As a part of the World Vision team that responds to emergency situations, I have firsthand knowledge of the importance of temporary shelters and was called upon to judge the student's designs.
Students were challenged to design a structure that would accommodate a family of four for at least a year. The structure design needed to be cost-effective (under $1,500 to produce) and lightweight, preferably under 330 pounds. Students were also judged on the structure’s ability to be set up quickly and easily, using only simple tools.
Isnino Siyat, 22, builds a flimsy, makeshift shelter with borrowed materials on her second night at Dadaab refugee camp in Kenya during last year's drought and food crisis in the Horn of Africa. (Jon Warren/World Vision)
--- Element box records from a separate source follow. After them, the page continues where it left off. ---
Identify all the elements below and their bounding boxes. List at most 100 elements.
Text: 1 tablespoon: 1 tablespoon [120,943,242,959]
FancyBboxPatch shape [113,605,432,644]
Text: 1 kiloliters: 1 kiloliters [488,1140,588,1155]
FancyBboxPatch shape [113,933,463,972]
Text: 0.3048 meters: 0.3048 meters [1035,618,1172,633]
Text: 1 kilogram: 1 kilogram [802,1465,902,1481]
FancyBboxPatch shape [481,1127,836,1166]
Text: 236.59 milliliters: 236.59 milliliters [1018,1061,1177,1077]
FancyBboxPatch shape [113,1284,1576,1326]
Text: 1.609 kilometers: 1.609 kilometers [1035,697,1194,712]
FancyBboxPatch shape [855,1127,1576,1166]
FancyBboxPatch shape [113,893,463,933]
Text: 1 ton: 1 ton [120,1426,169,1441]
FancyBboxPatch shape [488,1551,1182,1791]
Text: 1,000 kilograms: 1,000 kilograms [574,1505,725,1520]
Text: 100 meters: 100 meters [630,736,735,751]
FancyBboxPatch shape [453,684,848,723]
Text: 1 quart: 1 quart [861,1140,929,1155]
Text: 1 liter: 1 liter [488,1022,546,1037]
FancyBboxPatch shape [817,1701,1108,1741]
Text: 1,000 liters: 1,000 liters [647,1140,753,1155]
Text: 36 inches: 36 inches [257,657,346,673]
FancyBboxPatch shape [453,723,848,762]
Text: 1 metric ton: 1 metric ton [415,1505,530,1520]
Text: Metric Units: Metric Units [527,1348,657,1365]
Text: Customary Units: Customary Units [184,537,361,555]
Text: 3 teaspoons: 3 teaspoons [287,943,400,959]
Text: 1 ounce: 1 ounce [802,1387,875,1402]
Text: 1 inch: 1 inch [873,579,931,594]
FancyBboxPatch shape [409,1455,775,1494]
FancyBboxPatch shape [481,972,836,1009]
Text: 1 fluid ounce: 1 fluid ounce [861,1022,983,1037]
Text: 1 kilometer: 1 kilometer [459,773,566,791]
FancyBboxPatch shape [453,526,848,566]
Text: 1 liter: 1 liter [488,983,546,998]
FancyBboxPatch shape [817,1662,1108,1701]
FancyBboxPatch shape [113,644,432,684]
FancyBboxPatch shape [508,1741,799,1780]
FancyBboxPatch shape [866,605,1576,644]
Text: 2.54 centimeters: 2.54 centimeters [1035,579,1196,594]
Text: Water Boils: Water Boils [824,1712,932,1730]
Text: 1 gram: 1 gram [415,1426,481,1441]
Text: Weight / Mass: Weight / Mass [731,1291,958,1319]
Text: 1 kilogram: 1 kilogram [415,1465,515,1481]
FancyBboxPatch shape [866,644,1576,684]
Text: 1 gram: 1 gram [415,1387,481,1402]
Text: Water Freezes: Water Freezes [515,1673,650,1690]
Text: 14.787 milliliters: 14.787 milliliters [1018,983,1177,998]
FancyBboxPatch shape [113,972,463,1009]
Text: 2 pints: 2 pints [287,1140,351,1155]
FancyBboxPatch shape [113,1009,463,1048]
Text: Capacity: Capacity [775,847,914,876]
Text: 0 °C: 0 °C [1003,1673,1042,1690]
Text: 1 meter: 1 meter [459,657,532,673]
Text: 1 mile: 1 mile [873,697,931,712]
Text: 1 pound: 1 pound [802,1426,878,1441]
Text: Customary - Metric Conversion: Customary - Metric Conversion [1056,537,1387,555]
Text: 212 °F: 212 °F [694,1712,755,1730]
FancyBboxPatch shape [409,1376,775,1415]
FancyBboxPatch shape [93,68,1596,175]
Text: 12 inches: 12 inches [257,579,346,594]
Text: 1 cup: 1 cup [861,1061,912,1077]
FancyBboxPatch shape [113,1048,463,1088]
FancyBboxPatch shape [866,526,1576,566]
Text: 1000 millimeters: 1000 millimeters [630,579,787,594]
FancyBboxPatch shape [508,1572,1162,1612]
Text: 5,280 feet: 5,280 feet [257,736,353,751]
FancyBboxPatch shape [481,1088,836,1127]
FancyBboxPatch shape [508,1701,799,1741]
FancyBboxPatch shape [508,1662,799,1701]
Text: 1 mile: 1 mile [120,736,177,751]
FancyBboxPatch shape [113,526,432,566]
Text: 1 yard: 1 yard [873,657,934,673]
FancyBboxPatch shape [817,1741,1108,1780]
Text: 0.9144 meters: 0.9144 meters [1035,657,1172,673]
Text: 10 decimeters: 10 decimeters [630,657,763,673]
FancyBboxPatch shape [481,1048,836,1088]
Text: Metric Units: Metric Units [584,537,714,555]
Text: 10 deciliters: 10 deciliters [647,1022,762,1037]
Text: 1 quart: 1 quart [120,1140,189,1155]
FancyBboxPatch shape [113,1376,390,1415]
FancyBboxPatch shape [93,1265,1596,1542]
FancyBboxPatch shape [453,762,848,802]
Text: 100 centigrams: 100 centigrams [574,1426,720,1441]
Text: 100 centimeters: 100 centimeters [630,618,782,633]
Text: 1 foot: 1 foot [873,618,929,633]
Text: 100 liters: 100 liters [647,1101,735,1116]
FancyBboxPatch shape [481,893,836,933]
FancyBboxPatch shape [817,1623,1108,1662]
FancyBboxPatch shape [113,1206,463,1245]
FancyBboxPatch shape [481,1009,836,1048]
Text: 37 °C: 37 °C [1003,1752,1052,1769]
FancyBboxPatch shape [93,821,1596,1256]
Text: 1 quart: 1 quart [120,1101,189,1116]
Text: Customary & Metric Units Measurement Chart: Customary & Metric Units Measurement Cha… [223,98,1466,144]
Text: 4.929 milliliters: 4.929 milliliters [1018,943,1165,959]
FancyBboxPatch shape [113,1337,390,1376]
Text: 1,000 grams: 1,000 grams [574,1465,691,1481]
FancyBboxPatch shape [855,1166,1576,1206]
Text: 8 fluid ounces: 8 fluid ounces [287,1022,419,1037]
After participants made presentations on their designs, they were put to the test with simulated elements. Student judges stayed in the shelters overnight to test their comfort and usability. Sandbags were piled on top of the structures to test their sturdiness under the weight of snow. The designs were blasted with fire hoses to emulate hurricane-force winds and rain.
Finally, structures were placed on a shake table to rate their performance in an earthquake environment.
Two shelters stood out to me. One was an aluminum geodesic dome, reminiscent of a jungle gym on a playground, with a heavy-duty tarp. The other was a triangle-shaped white Coroplast® (corrugated plastic) and aluminum stud structure.
I saw both structures working well within different contexts. The geodesic dome would be a substantial upgrade to many cultures living in the Horn of Africa and West Africa. The Coroplast® structure would be acceptable in many Asian contexts; also, I would have been quite comfortable sleeping and working in it while responding to the earthquake in Haiti a few years ago.
After seeing each design's performance under man-made simulations of high winds, heavy snows, earthquakes, rain storms, and timed setup, the geodesic dome from John Brown University came out as the winner, pulling ahead of the other structures with its light weight and fast, easy setup.